Investigative journalist Eric Schlosser will be the featured speaker for the celebration of Constitution Day at UND on Sept. 20. The UND School of Law, in partnership with the North Dakota Humanities Council, will host a discussion with Schlosser titled “And Justice For All” at 5:30 p.m. in the law school’s Baker Courtroom. A social with Schlosser will precede the discussion beginning at 4:30 p.m. in the Law School Central Commons.  The event is free and open to the public.

Eric Schlosser’s upcoming book, The Great Imprisonment (2018), will describe how the United States came to have the largest prison system in the history of humankind—and how that system affects every one of us. During this candid, sit-down interview with Martin Gottschalk, Associate Professor and Chair of UND’s Criminal Justice Department, Schlosser will discuss his current research, including how the three-fifths clause in the Constitution helped pave the way for the United States to become home to almost twenty-five percent of the world’s modern-day prison population.

Seating is limited, so register today at http://www.gamechangernd.com/greatimprisonment.html

The program will be live streamed if you are not able to attend in person. A link for the stream will be added to the UND School of Law website http://law.und.edu/features/2017/09/schlosser.cfm near the date of the event, and it will be covered on the UND Law School Facebook page.
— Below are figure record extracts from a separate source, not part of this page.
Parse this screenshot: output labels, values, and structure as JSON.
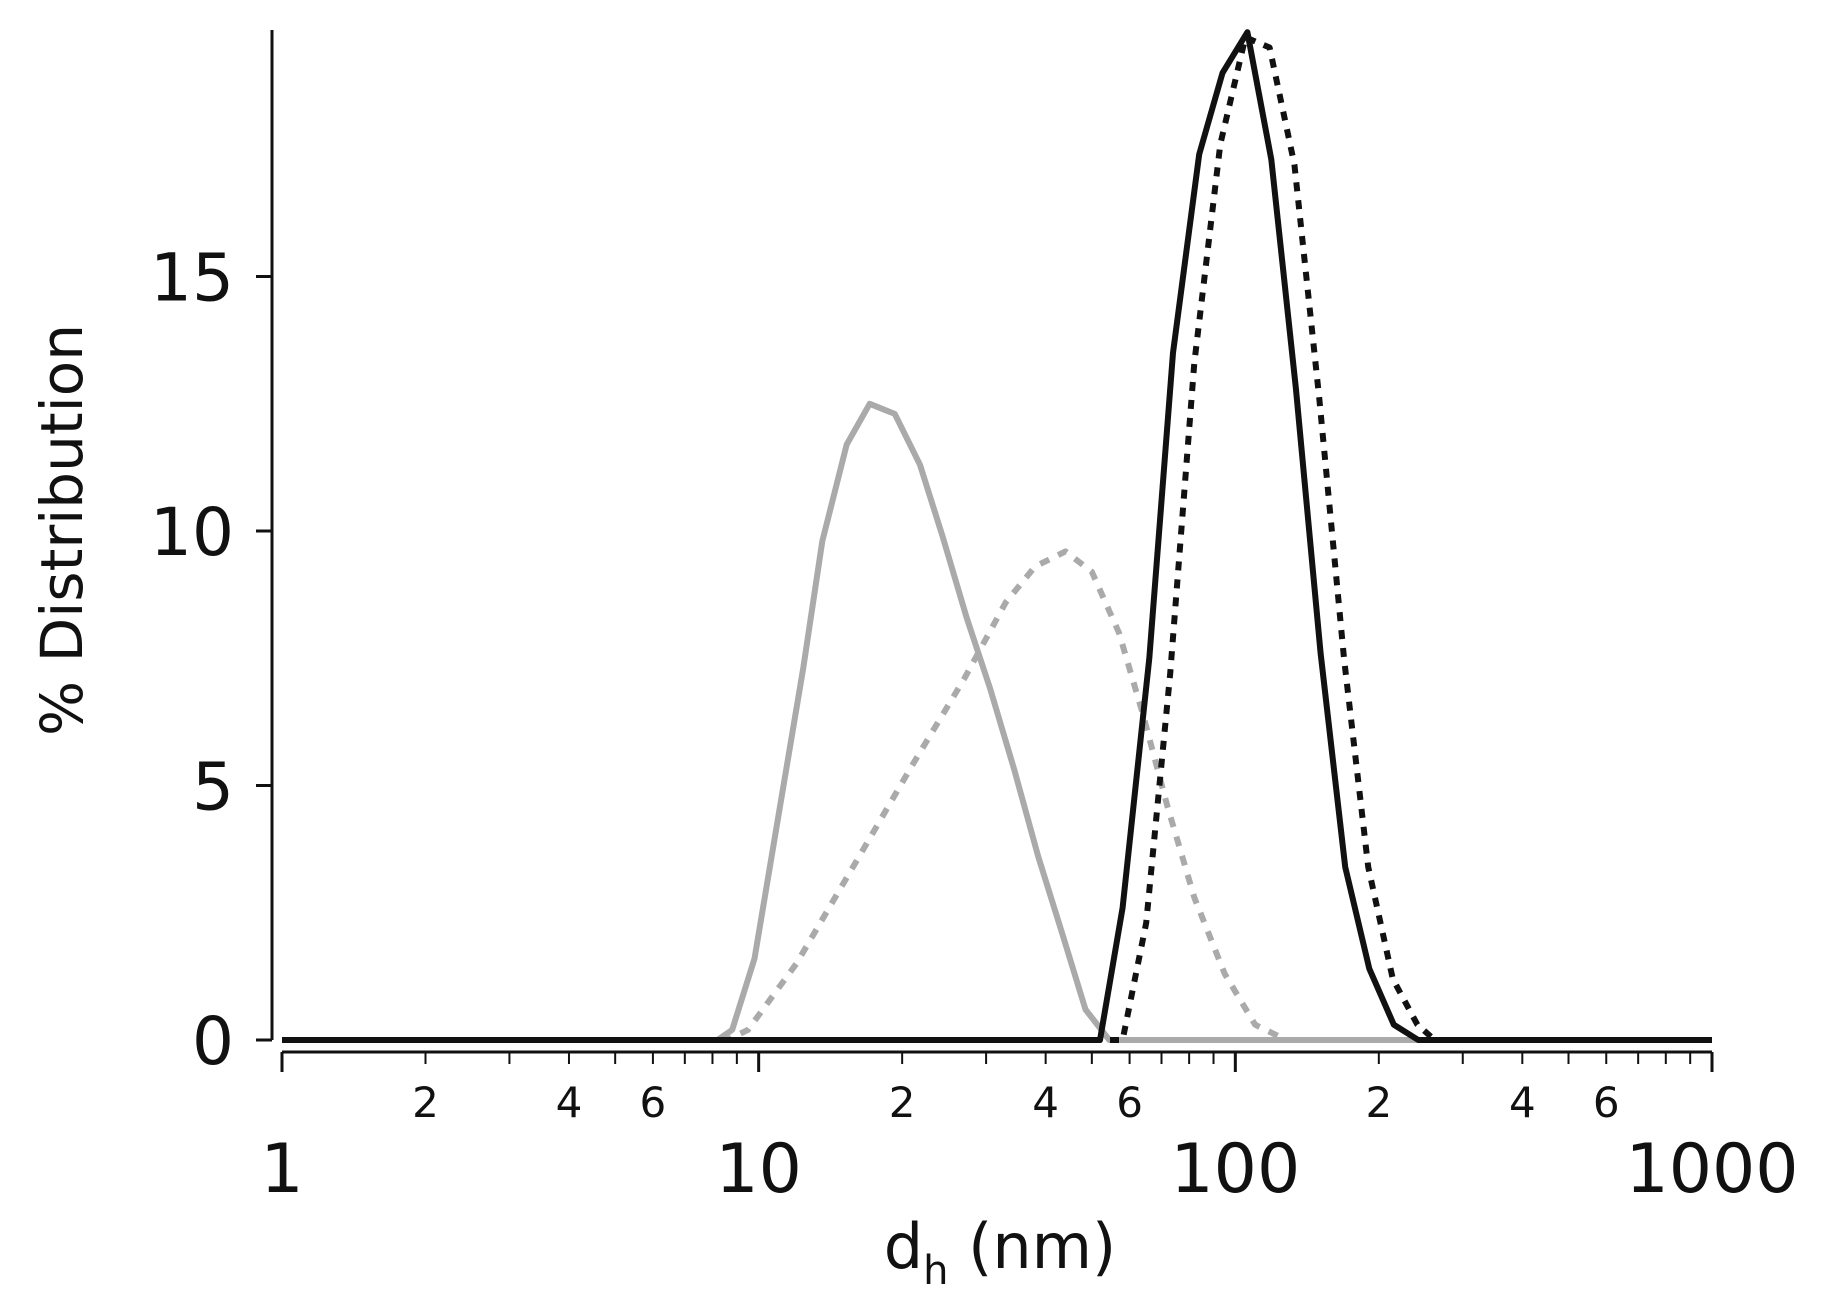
{
  "chart_data": {
    "type": "line",
    "xscale": "log",
    "xlim": [
      1,
      1000
    ],
    "ylim": [
      0,
      20
    ],
    "grid": false,
    "legend": "none",
    "xlabel": {
      "main": "d",
      "sub": "h",
      "rest": " (nm)"
    },
    "ylabel": "% Distribution",
    "y_ticks": [
      {
        "value": 0,
        "label": "0"
      },
      {
        "value": 5,
        "label": "5"
      },
      {
        "value": 10,
        "label": "10"
      },
      {
        "value": 15,
        "label": "15"
      }
    ],
    "x_major_ticks": [
      {
        "value": 1,
        "label": "1"
      },
      {
        "value": 10,
        "label": "10"
      },
      {
        "value": 100,
        "label": "100"
      },
      {
        "value": 1000,
        "label": "1000"
      }
    ],
    "x_minor_labels": [
      {
        "value": 2,
        "label": "2"
      },
      {
        "value": 4,
        "label": "4"
      },
      {
        "value": 6,
        "label": "6"
      },
      {
        "value": 20,
        "label": "2"
      },
      {
        "value": 40,
        "label": "4"
      },
      {
        "value": 60,
        "label": "6"
      },
      {
        "value": 200,
        "label": "2"
      },
      {
        "value": 400,
        "label": "4"
      },
      {
        "value": 600,
        "label": "6"
      }
    ],
    "series": [
      {
        "color": "#aaaaaa",
        "dash": "solid",
        "x": [
          1,
          8.2,
          8.8,
          9.8,
          11,
          12.4,
          13.6,
          15.3,
          17.1,
          19.3,
          21.8,
          24.3,
          27.3,
          30.6,
          34.4,
          38.6,
          43.3,
          48.5,
          54.4,
          61.1,
          68.5,
          76.9,
          86.3,
          1000
        ],
        "y": [
          0,
          0,
          0.2,
          1.6,
          4.4,
          7.3,
          9.8,
          11.7,
          12.5,
          12.3,
          11.3,
          9.9,
          8.3,
          6.9,
          5.3,
          3.6,
          2.1,
          0.6,
          0,
          0,
          0,
          0,
          0,
          0
        ]
      },
      {
        "color": "#aaaaaa",
        "dash": "dotted",
        "x": [
          1,
          8.6,
          9.5,
          12,
          16,
          21,
          27,
          33,
          38,
          44,
          50,
          57,
          64,
          72,
          82,
          95,
          110,
          128,
          1000
        ],
        "y": [
          0,
          0,
          0.2,
          1.5,
          3.5,
          5.4,
          7.1,
          8.6,
          9.3,
          9.6,
          9.2,
          8.0,
          6.4,
          4.6,
          2.8,
          1.3,
          0.3,
          0,
          0
        ]
      },
      {
        "color": "#111111",
        "dash": "solid",
        "x": [
          1,
          52,
          58,
          66,
          74,
          84,
          94,
          106,
          119,
          134,
          151,
          170,
          191,
          215,
          242,
          1000
        ],
        "y": [
          0,
          0,
          2.6,
          7.5,
          13.5,
          17.4,
          19.0,
          19.8,
          17.3,
          12.8,
          7.6,
          3.4,
          1.4,
          0.3,
          0,
          0
        ]
      },
      {
        "color": "#111111",
        "dash": "dotted",
        "x": [
          1,
          58,
          65,
          73,
          82,
          93,
          105,
          118,
          133,
          150,
          169,
          190,
          214,
          241,
          262,
          1000
        ],
        "y": [
          0,
          0,
          2.3,
          7.2,
          13.3,
          17.6,
          19.7,
          19.5,
          17.2,
          12.6,
          7.5,
          3.4,
          1.2,
          0.3,
          0,
          0
        ]
      }
    ]
  }
}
The program has been approved for one credit of North Dakota CLE and one credit of North Dakota CJE.

This event is part of the GameChanger Ideas Festival. The North Dakota Humanities Council created GameChanger, an annual ideas festival focused on a major event or issue significantly changing the face of our world. See www.gamechangernd.com for more details.

The annual Constitution Day celebration recognizes the ratification of the United States Constitution and those who have become U.S. citizens. It generally is observed on Sept. 17, the day the U.S. Constitutional Convention signed the Constitution in 1787. This year, Constitution Day will be observed on Sept. 20 to allow programming on a weekday. The 2004 law establishing the holiday was part of a congressional bill mandating that all publicly funded educational institutions provide educational programming on the history of the American Constitution on that day.